In this amazing interview, which deserves far more attention than it has received, she said that Obama “wants to do much more than what he’s been able to do,” in terms of normalizing relations with Cuba. She added, “I believe that Obama needs another opportunity and he needs greater support to move forward with his projects and with his ideas, which I believe come from the bottom of his heart.”

This sounds like the “flexibility” Obama promised to the Russians if he is elected to a second term.

Can you image the media outrage if some foreign despot or crackpot had said nice things about Mitt Romney?

Latell told the Heritage audience that Alan Gross was not a spy, although that is the charge the kangaroo courts in Cuba convicted him of. Gross, who has been called “Cuba’s Jewish American Hostage,” was part of a U.S. foreign aid program to help Jewish people in Cuba communicate using the Internet.

State Department spokeswoman Victoria Nuland said on June 14 that Gross has lost more than 100 pounds since his arrest, suffers from severe degenerative arthritis, and is no longer able to walk in his cell.
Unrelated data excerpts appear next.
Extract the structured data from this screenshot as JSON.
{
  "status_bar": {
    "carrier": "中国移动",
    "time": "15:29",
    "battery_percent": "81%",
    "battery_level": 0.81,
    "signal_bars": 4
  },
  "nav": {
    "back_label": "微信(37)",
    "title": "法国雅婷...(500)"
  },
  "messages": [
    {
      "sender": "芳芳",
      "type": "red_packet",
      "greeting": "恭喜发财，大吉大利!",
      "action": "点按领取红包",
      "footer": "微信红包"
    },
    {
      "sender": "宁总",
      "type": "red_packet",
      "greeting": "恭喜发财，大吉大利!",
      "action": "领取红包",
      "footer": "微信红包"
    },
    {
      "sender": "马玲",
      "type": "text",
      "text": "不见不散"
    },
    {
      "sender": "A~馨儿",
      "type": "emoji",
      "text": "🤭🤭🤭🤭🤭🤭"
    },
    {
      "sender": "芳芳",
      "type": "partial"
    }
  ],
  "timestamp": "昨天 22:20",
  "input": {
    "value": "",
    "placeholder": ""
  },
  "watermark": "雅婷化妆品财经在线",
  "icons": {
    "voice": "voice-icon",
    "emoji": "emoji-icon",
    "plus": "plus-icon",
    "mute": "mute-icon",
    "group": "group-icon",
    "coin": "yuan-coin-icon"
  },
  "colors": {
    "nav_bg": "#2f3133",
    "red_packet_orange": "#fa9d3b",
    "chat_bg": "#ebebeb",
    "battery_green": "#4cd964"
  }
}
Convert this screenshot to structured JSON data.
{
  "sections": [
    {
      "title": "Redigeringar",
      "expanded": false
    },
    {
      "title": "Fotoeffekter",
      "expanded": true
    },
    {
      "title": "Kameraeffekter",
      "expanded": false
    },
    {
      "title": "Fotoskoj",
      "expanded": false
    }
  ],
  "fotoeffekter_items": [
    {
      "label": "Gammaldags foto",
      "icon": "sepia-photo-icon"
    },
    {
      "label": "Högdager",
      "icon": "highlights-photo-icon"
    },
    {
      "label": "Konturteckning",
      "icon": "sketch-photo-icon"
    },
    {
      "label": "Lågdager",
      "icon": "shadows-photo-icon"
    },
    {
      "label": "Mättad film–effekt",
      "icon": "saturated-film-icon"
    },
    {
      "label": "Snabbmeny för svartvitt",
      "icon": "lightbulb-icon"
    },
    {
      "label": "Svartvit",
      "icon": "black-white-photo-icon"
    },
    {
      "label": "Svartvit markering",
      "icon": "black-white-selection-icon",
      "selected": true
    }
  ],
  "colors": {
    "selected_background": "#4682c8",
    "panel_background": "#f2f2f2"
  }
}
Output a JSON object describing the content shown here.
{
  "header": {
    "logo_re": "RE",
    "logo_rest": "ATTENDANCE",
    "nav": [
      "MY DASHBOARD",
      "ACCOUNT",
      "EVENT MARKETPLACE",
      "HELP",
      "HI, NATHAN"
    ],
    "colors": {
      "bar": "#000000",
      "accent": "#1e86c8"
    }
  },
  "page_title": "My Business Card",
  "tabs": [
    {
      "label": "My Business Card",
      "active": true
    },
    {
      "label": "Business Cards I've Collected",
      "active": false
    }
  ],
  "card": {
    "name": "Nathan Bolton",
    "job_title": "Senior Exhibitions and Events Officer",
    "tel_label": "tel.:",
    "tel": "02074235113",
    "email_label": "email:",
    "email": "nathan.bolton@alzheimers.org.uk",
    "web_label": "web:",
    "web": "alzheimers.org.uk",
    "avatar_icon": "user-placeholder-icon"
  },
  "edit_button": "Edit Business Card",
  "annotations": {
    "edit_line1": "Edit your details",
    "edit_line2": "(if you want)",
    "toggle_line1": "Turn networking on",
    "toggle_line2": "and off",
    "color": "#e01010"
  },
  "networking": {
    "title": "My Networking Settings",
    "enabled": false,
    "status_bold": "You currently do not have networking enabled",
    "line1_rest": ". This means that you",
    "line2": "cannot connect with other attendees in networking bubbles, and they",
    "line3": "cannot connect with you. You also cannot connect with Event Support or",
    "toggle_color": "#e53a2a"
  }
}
His 90-year-old mother in the U.S. has lung cancer and his daughter also has cancer.

TV personality Haza asked Obama about Alan Gross but the president responded without saying anything specifically about the case or calling for his release. “That’s why I say that we’re not going to see big moves or major improvement in the U.S.-Cuba relationship if the Cuban leadership continues to do the same thing over and over again,” Obama replied.

The Castro regime wants five Cuban spies, who are imprisoned or in custody in the U.S., freed in exchange for Gross, who is not a spy. Obama apparently does not want to make such a deal before the election in November.